02 Juni 2022

In der Tiefdruckerei

Aus der Serie »Ein Bild und seine Geschichte«

Schon während des Krieges und in ihrer Schulzeit musste meine Mutter hart arbeiten; sie half ihrer Mutter im Haushalt und versorgte die jüngeren Geschwister. Eine richtige Ausbildung machte sie nach der Schule und im Chaos der Nachkriegszeit nicht, was dazu führte, dass sie immer nur als »ungelernte Hilfsarbeiterin« angestellt wurde: in den späten 40er-Jahren als sehr junge Frau im Wald, wo sie unter anderem neue Bäume pflanzte, zu Beginn der 50er-Jahre dann in einer Druckerei in Freudenstadt.

Schlott Tiefdruck begann damals seinen Aufstieg. Die Firma kaufte neue Druckmaschinen und expandierte. Meine Mutter arbeitete im Lager und in der Weiterverarbeitung: Sie bündelte Zeitschriften, sie verlud die Pakete mit gedruckten Prospekten, sie wuchtete Berge von Papier durch die Gegend. Mit der eigentlichen Produktion der gedruckten Produkte hatte sie nichts zu tun.

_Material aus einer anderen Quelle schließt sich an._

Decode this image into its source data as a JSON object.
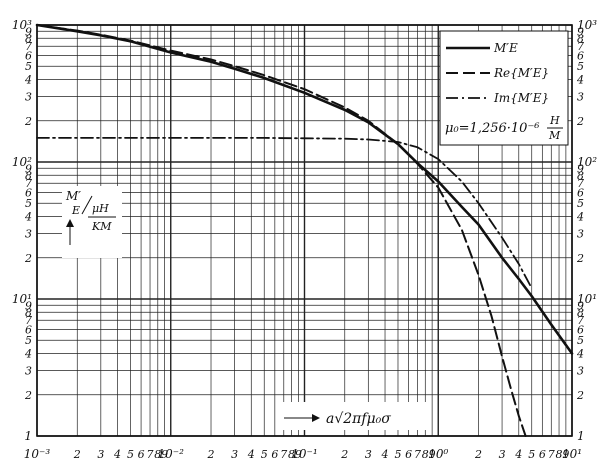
{
  "chart_data": {
    "type": "line",
    "x_scale": "log",
    "y_scale": "log",
    "xlim": [
      0.001,
      10
    ],
    "ylim": [
      1,
      1000
    ],
    "grid": true,
    "legend_position": "top-right",
    "x_tick_labels": [
      {
        "v": 0.001,
        "t": "10⁻³"
      },
      {
        "v": 0.002,
        "t": "2"
      },
      {
        "v": 0.003,
        "t": "3"
      },
      {
        "v": 0.004,
        "t": "4"
      },
      {
        "v": 0.005,
        "t": "5"
      },
      {
        "v": 0.006,
        "t": "6"
      },
      {
        "v": 0.007,
        "t": "7"
      },
      {
        "v": 0.008,
        "t": "8"
      },
      {
        "v": 0.009,
        "t": "9"
      },
      {
        "v": 0.01,
        "t": "10⁻²"
      },
      {
        "v": 0.02,
        "t": "2"
      },
      {
        "v": 0.03,
        "t": "3"
      },
      {
        "v": 0.04,
        "t": "4"
      },
      {
        "v": 0.05,
        "t": "5"
      },
      {
        "v": 0.06,
        "t": "6"
      },
      {
        "v": 0.07,
        "t": "7"
      },
      {
        "v": 0.08,
        "t": "8"
      },
      {
        "v": 0.09,
        "t": "9"
      },
      {
        "v": 0.1,
        "t": "10⁻¹"
      },
      {
        "v": 0.2,
        "t": "2"
      },
      {
        "v": 0.3,
        "t": "3"
      },
      {
        "v": 0.4,
        "t": "4"
      },
      {
        "v": 0.5,
        "t": "5"
      },
      {
        "v": 0.6,
        "t": "6"
      },
      {
        "v": 0.7,
        "t": "7"
      },
      {
        "v": 0.8,
        "t": "8"
      },
      {
        "v": 0.9,
        "t": "9"
      },
      {
        "v": 1,
        "t": "10⁰"
      },
      {
        "v": 2,
        "t": "2"
      },
      {
        "v": 3,
        "t": "3"
      },
      {
        "v": 4,
        "t": "4"
      },
      {
        "v": 5,
        "t": "5"
      },
      {
        "v": 6,
        "t": "6"
      },
      {
        "v": 7,
        "t": "7"
      },
      {
        "v": 8,
        "t": "8"
      },
      {
        "v": 9,
        "t": "9"
      },
      {
        "v": 10,
        "t": "10¹"
      }
    ],
    "y_tick_labels": [
      {
        "v": 1,
        "t": "1"
      },
      {
        "v": 2,
        "t": "2"
      },
      {
        "v": 3,
        "t": "3"
      },
      {
        "v": 4,
        "t": "4"
      },
      {
        "v": 5,
        "t": "5"
      },
      {
        "v": 6,
        "t": "6"
      },
      {
        "v": 7,
        "t": "7"
      },
      {
        "v": 8,
        "t": "8"
      },
      {
        "v": 9,
        "t": "9"
      },
      {
        "v": 10,
        "t": "10¹"
      },
      {
        "v": 20,
        "t": "2"
      },
      {
        "v": 30,
        "t": "3"
      },
      {
        "v": 40,
        "t": "4"
      },
      {
        "v": 50,
        "t": "5"
      },
      {
        "v": 60,
        "t": "6"
      },
      {
        "v": 70,
        "t": "7"
      },
      {
        "v": 80,
        "t": "8"
      },
      {
        "v": 90,
        "t": "9"
      },
      {
        "v": 100,
        "t": "10²"
      },
      {
        "v": 200,
        "t": "2"
      },
      {
        "v": 300,
        "t": "3"
      },
      {
        "v": 400,
        "t": "4"
      },
      {
        "v": 500,
        "t": "5"
      },
      {
        "v": 600,
        "t": "6"
      },
      {
        "v": 700,
        "t": "7"
      },
      {
        "v": 800,
        "t": "8"
      },
      {
        "v": 900,
        "t": "9"
      },
      {
        "v": 1000,
        "t": "10³"
      }
    ],
    "y_axis_label": {
      "line1": "M′",
      "line2": "E",
      "unit_num": "μH",
      "unit_den": "KM"
    },
    "x_axis_label": "a√2πfμ₀σ",
    "annotation": {
      "mu0": "μ₀=1,256·10⁻⁶",
      "unit_num": "H",
      "unit_den": "M"
    },
    "series": [
      {
        "name": "M′E",
        "style": "solid",
        "x": [
          0.001,
          0.002,
          0.003,
          0.005,
          0.01,
          0.02,
          0.03,
          0.05,
          0.1,
          0.2,
          0.3,
          0.5,
          0.7,
          1,
          1.5,
          2,
          3,
          4,
          5,
          7,
          10
        ],
        "y": [
          1000,
          900,
          840,
          760,
          630,
          540,
          480,
          410,
          320,
          240,
          195,
          135,
          98,
          72,
          47,
          35,
          20,
          14,
          10.5,
          6.5,
          4
        ]
      },
      {
        "name": "Re{M′E}",
        "style": "dashed",
        "x": [
          0.001,
          0.002,
          0.003,
          0.005,
          0.01,
          0.02,
          0.03,
          0.05,
          0.1,
          0.2,
          0.3,
          0.5,
          0.7,
          1,
          1.5,
          2,
          2.5,
          3,
          3.5,
          4,
          4.5
        ],
        "y": [
          1000,
          910,
          850,
          770,
          650,
          560,
          500,
          430,
          340,
          250,
          200,
          135,
          97,
          65,
          32,
          15,
          7.5,
          3.8,
          2.2,
          1.4,
          1
        ]
      },
      {
        "name": "Im{M′E}",
        "style": "dashdot",
        "x": [
          0.001,
          0.01,
          0.05,
          0.1,
          0.2,
          0.3,
          0.5,
          0.7,
          1,
          1.5,
          2,
          3,
          4,
          5
        ],
        "y": [
          150,
          150,
          150,
          149,
          148,
          146,
          140,
          128,
          105,
          72,
          50,
          28,
          18,
          12
        ]
      }
    ]
  }
}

Wann genau das Bild hier aufgenommen wurde, lässt sich nicht mehr nachvollziehen. Meine Mutter hatte Jahrzehnte später erst damit angefangen, einzelne Bilder mit Notizen zu versehen. »Am Arbeitsplatz Schlott Tiefdruckerei« steht auf der Rückseite des kleinen Fotos (größere Fotoabzüge kosteten vergleichsweise viel Geld), mehr nicht. Meine Mutter ist die Frau links im Bild; zu der Kollegin auf der rechten Seite hatte sie nichts notiert.